*A happy photo of me going to a wedding (before the craziness of this week began)*
After surviving a week of the stomach flu in our household, I am very ready to put my energy into being grateful. I’ve found a grateful heart to be a powerful weapon against the gloom that comes with chronic illness (or any other issue).
First, let me give you this week’s recap. S came down with the stomach flu late Saturday night. It was terrible for him. He had to rest for a few days after his symptoms improved so that he could return to normal. He went back to work on Tuesday, which is when I started to get sick. Since I wasn’t able to hold down meds or fluids for a while, my POTS symptoms took their toll. My resting heart rate was elevated the whole time, but I finally started to feel better after two or three days. Then, I somehow spilled water on my pill minder, and it got my pills for a few days wet. I’ve done my best to take my medications, despite their bitter, powdered form, but it’s been rough. Last night I failed miserably and I ended up getting sick right after attempting to take them. So needless to say, it’s been interesting around here the last few days.
But there is always goodness to be found and I remain grateful for the life I’ve been given. I know that my choice to cling to hope on rough days has made my life better. This week I was able to muster up the courage to submit three of my blog entries to HelloGiggles.com, a light-hearted website with articles written by women, for women. Just sending in my work is an accomplishment for me. I am proud that I stepped out of my comfort zone this week!
Lately, I’ve become inspired to work toward my dreams (and even form new ones). It’s not as easy to live with passion when my medical condition can be unpredictable, but I know it’s possible. I’ve walked through some dark places in my life, and I am still here. I am a fighter. I refuse to let something like POTS define me. I am still a joyful, kind, life-filled, quirky woman who loves coffee and baked goods. Now I just have an extra set of obstacles.

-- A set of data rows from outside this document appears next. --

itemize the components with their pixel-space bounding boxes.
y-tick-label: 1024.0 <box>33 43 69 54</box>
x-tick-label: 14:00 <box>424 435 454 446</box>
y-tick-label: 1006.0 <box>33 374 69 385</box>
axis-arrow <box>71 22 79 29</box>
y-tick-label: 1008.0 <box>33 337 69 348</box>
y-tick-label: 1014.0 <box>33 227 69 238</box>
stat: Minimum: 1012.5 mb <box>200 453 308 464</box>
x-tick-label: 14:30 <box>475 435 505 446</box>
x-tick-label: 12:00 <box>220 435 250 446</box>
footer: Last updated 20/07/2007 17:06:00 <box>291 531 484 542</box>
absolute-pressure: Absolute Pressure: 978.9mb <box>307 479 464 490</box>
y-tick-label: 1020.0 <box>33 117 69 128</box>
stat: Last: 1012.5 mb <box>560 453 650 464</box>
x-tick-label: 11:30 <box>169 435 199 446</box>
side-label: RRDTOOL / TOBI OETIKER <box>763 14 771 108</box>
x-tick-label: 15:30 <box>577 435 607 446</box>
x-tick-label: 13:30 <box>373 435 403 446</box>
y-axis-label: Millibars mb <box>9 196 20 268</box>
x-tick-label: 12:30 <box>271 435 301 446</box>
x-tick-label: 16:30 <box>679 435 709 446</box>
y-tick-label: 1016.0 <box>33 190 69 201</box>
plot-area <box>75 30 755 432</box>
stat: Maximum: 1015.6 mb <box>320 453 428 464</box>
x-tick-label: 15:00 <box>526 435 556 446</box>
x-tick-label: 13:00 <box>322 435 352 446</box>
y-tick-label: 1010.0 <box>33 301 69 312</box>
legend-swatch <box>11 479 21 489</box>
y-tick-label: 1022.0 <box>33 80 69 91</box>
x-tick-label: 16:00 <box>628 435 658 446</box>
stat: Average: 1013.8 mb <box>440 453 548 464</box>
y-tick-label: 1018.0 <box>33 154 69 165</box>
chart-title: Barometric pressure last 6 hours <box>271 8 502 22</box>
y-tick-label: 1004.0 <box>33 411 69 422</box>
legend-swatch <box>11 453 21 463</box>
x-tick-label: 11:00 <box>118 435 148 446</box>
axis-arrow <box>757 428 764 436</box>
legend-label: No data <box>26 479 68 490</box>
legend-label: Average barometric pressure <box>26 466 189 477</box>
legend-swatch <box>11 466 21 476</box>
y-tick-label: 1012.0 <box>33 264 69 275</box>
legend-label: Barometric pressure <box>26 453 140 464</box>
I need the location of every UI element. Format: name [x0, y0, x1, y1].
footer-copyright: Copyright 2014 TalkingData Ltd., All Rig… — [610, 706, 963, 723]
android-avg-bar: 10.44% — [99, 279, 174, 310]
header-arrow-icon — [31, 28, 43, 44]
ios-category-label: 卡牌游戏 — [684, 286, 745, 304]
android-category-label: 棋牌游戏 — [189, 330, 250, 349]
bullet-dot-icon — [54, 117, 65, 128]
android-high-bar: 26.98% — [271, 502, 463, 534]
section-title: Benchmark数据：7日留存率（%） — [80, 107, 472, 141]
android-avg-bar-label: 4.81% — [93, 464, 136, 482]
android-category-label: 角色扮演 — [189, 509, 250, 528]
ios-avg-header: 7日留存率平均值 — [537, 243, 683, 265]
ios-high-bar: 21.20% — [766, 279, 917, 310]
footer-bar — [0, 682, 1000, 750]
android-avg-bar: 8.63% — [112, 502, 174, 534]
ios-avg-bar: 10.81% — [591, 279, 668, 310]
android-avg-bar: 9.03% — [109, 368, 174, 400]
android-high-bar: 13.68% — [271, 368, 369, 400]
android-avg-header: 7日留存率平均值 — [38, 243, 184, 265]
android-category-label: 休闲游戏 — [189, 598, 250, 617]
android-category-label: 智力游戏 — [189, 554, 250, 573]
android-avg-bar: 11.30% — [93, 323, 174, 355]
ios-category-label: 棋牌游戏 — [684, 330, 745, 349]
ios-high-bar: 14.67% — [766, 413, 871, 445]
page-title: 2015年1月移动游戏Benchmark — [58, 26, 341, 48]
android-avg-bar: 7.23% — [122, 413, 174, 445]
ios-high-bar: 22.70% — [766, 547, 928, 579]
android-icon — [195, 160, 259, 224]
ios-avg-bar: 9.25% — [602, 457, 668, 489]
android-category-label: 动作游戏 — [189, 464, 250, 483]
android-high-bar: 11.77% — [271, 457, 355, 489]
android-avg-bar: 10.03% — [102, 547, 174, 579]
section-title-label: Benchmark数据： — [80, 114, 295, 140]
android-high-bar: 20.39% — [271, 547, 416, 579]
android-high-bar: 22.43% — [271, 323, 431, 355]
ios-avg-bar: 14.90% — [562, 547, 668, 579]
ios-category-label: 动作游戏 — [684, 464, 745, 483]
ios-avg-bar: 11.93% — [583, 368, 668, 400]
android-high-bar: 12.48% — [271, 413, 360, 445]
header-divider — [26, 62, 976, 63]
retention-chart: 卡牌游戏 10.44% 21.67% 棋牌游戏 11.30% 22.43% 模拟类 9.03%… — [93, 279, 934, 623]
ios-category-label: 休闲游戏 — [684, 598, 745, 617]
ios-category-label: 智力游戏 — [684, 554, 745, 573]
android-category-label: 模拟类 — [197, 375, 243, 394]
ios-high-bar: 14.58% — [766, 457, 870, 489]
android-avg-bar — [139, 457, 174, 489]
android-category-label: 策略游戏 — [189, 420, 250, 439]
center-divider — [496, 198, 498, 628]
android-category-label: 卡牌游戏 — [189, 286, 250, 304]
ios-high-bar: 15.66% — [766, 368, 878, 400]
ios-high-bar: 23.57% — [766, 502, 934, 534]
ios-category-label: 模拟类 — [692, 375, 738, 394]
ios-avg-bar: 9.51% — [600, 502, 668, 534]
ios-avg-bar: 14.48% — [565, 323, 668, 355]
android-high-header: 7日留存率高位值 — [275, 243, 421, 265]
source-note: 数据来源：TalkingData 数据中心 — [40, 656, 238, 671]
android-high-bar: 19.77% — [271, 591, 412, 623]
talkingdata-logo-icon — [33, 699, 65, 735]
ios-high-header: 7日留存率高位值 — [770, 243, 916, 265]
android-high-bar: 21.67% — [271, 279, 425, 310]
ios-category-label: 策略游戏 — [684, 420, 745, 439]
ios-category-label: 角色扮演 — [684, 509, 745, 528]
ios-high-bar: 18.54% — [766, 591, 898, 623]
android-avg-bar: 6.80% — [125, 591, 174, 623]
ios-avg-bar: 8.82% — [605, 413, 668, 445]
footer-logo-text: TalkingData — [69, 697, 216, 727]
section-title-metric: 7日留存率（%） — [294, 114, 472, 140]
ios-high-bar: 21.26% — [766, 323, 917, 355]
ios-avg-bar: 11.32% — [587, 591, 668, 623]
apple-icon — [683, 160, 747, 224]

When I look into my heart, I see that my greatest hope is to show love to people who may not see it very often. I tend to be comfortable with people who are ignored or marginalized. It’s challenging and lonely to be different than the status quo. But you know what? Everyone deserves to feel loved. Everyone deserves to feel heard when they share their story. I spent my teenage years trying to rewrite my life experience. I wanted my journey to be straightforward and simple. But now I realize that the most beautiful stories are those of redemption. My life has been brought from hopelessness, fear, shame, and pain into a place of joy, hope, and gratitude. I choose to live an abundant, full life because I remember the pain of living an empty one.
Today I choose to love the people around me. I choose to let them be who they are, where they are. I don’t ask others to change to become someone new. I allow them to be flaw-filled and broken. I encourage them to walk toward healing, whatever that means for them. Today I choose to remember where I am now and celebrate the progress I’ve made. I shut out my negative self-talk and I accept myself. I embrace the chaotic, glorious mess that I am. I listen to my soul. Today I choose to dream. I decide to live life as passionately as I can, even if it looks different than I’d planned. I make an effort wave to my neighbors and I take the time to notice the kindness around me. I dream of bringing joy to the people around me. I dream of a community where people listen more than they judge. Today I look past the difficult moments and I see the goodness around me. And I am grateful.